Creval, via libera assemblea all’azione di responsabilità



Nel mirino anche l’ex presidente Fiordi,. Approvato inoltre il raggruppamento delle azioni

creval azione di responsabilità

L’Assemblea del Credito Valtellinese (Creval) ha dato luce verde all’azione di responsabilità nei confronti di ex amministratori, sindaci e membri della direzione generale. Approvato anche (con il 99,61% del capitale presente) il bilancio 2019 chiuso con un utile netto consolidato pari a 56,2 milioni di euro, in crescita del 77% rispetto a 31,7 milioni di euro dell’esercizio 2018.

Creval, azione di responsabilità contro ex vertici

Il via libera è arrivato con l’88,72%. Sotto la lente del nuovo cda, guidato da Luigi Lovaglio, sono finiti alcuni affidamenti concessi tra il 2008 e il 2012 a due società che in seguito sono entrate in crisi generando una perdita di circa 8,4 milioni di euro: si tratta di Grattarola e Msv Holding.

Secondo l’accusa dell’attuale management, “i membri della direzione generale non hanno adottato efficaci interventi di assetto dei controlli interni, con specifico riferimento al processo del credito in ogni sua fase, né sono interventi per impedire (o rimediare alle conseguenze di) fatti pregiudizievoli, dei quali sono venuti (o avrebbero dovuto venire) a conoscenza”.

Vecchia gestione

L’azione di responsabilità Creval (ex artt. 2392, 2393, 2407 e 2396 c.c.) era stata proposta nei confronti di alcuni esponenti espressione della vecchia gestione: l’ex presidente Giovanni De Censi; Gabriele Cogliati; Aldo Fumagalli Romario; Alberto Ribolla; Paolo De Santis; Michele Colombo; Paolo Scarallo; Angelo Garavaglia; l’ex presidente Miro Fiordi e Luciano Filippo Camagni.

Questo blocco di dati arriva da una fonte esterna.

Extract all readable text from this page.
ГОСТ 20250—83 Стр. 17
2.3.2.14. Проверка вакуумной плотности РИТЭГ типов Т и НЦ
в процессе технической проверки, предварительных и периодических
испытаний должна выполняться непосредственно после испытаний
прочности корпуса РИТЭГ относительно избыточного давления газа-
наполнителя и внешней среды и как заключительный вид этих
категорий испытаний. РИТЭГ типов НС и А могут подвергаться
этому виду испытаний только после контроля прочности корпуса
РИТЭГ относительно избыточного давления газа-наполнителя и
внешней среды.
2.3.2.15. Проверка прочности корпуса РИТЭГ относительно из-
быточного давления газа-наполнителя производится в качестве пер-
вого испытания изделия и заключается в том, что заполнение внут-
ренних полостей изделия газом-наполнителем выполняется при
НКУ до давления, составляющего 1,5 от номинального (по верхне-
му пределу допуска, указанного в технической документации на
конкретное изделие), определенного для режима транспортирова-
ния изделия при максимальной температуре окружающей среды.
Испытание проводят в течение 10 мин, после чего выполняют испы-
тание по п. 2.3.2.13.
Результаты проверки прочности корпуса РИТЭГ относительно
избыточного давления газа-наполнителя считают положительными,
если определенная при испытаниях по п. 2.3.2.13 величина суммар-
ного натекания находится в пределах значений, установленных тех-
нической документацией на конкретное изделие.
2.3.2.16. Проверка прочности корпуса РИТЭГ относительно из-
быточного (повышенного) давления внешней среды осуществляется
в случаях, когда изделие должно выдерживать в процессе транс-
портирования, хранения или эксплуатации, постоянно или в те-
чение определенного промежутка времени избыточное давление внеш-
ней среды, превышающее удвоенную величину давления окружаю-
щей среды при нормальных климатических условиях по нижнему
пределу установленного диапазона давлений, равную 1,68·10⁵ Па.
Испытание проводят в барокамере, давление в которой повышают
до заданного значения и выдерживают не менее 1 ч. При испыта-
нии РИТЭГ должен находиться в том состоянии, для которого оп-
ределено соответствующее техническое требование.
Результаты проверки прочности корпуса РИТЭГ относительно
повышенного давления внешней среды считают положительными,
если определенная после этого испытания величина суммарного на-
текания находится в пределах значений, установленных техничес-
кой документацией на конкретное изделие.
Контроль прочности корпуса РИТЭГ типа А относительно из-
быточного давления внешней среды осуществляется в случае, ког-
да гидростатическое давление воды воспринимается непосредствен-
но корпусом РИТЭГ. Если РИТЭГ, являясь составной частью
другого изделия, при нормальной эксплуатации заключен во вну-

Votando a favore, i soci del Credito Valtellinese hanno accettato di conferire al cda “ogni potere per intraprendere ogni opportuna complementare o diversa azione legale e risarcitoria e adottare tutti gli opportuni provvedimenti o assumere ogni più opportuna iniziativa, in ogni sede giudiziale e non, anche in relazione ad altri fatti ed operazioni comunque connessi”.

La replica di Fiordi

L’ex presidente Miro Fiordi ha preso atto del voto assembleare “rispetto alla vicenda relativa all’ex mobilificio Grattarola. Questione che risale a dodici anni fa e sulla quale, nel tempo, si sono pronunciati più volte gli uffici e le autorità competenti, sempre considerando pienamente legittime le delibere assunte. Non si può non sottolineare, in ogni caso, come un’affluenza inferiore al 50% all’assemblea e alla suddetta votazione sia un elemento che evidenzia come non ci sia un convinto appoggio da parte della base societaria al management. Da sempre ho grande fiducia nel lavoro degli organi giudiziari e, nel caso specifico, sono convinto che i giudici del Tribunale civile analizzeranno in maniera puntuale ogni aspetto della vicenda. La delibera assunta oggi dall’assemblea di Creval apre inevitabilmente l’opzione di un risarcimento danni – ha sottolineato Fiordi – , ponendo la banca in una posizione di difficoltà, a fronte di probabili perdite economiche che non possono certo giustificarsi per presunti scopi di discontinuità.

Raggruppamento azioni

L’assemblea ha inoltre approvato il raggruppamento delle azioni ordinarie secondo il rapporto di un’azione ogni 100. “Tale raggruppamento – secondo la banca – consentirà di portare benefici in termini di volatilità e liquidità dell’azione e di migliorare la percezione del titolo Creval da parte del mercato, riposizionandolo in termini di prezzo tra gli istituti bancari comparabili”.

Via libera degli azionisti anche alla “copertura delle poste negative del patrimonio netto, risultanti dopo la destinazione dell’utile di esercizio, mediante utilizzo delle riserve disponibili e per la parte residua mediante riduzione su base volontaria del capitale sociale, creando così le condizioni per il ritorno alla distribuzione del dividendo”.

In Borsa alle ore 16,49 le azioni Credito Valtellinese segnano -3,12% a 0,0435 euro, con il Ftse Italia Banche a -1,9%.